ḤAMDĀNIDI
. Dinastia musulmana con tendenze sciite, che nel sec. IV dell'ègira (X d. C.) ebbe un breve ma brillante dominio in Mesopotamia e in Siria. Nel 292 èg. (904 d. C.), un Abū'l-Ḥaigiā' figlio di Ḥamdān, della tribù araba dei Banū Taghlib, fu dal califfo ‛abbāside al-Muktafī nominato governatore di Mossul e del territorio relativo. Un suo figlio, al-Ḥasan, col titolo onorifico di Nāṣir ad-dawlah (morto nel 358 èg., 968 d. C.) regnò come sovrano praticamente indipendente ed estese il suo potere su buona parte della Mesopotamia (Diyār Rabī‛ah, Diyār Muḍar); ma la figura più nota è il fratello minore di al-Ḥasan, ‛Alī detto Saif ad-dawlah, morto nel 356 èg. (967 d. C.), che nel 944 conquistò Aleppo agl'Ikhshīditi, facendone sua capitale dei dominî della Siria settentrionale, donde per più anni condusse con alterna vicenda sanguinose guerre contro i Bizantini.
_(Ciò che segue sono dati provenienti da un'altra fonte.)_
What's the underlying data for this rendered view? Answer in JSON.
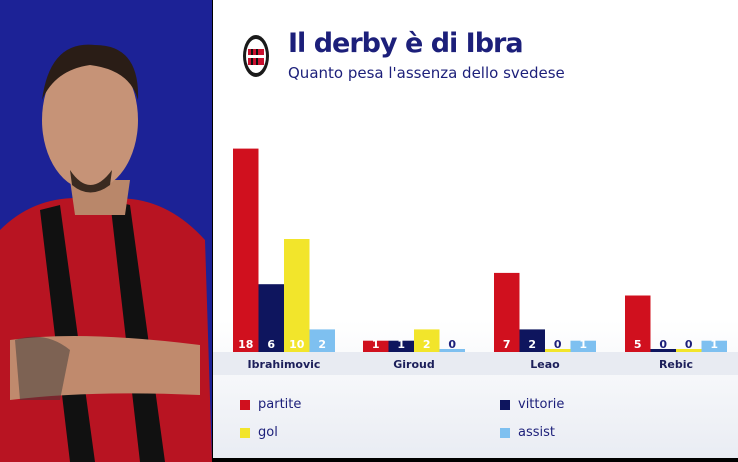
{
  "header": {
    "title": "Il derby è di Ibra",
    "subtitle": "Quanto pesa l'assenza dello svedese"
  },
  "colors": {
    "partite": "#d0101e",
    "vittorie": "#0e155e",
    "gol": "#f2e52b",
    "assist": "#7ec0f0",
    "panel": "#1c2296",
    "title": "#1c1f7a"
  },
  "chart_data": {
    "type": "bar",
    "categories": [
      "Ibrahimovic",
      "Giroud",
      "Leao",
      "Rebic"
    ],
    "series": [
      {
        "name": "partite",
        "values": [
          18,
          1,
          7,
          5
        ]
      },
      {
        "name": "vittorie",
        "values": [
          6,
          1,
          2,
          0
        ]
      },
      {
        "name": "gol",
        "values": [
          10,
          2,
          0,
          0
        ]
      },
      {
        "name": "assist",
        "values": [
          2,
          0,
          1,
          1
        ]
      }
    ],
    "legend": "bottom"
  }
}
La corte ḥamdānide di Aleppo fu nel sec. X vivo centro di cultura e poesia (valente poeta fu anche il cavalleresco cugino di Saif ad-dawlah, Abū Firās). Ma con i discendenti di Saif ad-dawlah, Sa‛d ad-dawlah e Sa‛īd ad-dawlah, la potenza della dinastia declinò; i territorî del ramo siriano furono attorno al 1000 conquistati dai Fāṭimidi di Egitto, quelli del ramo mesopotamico dai Buwayhidi di Baghdād.
Bibl.: G. W. Freytag, Gesch. der Hamdaniden, in Zeitschr. d. deutschen morgenl. Gesellschaft, X (1836), pp. 432-09; XI (1857), pp. 177-252; M. Badruddin, Sayf addawlah and his time, Lahore 1931; E. de Zambaur, Manuel de généalogie et de chronologie pour l'hist. de l'Islam, Hannover 1927, p. 133.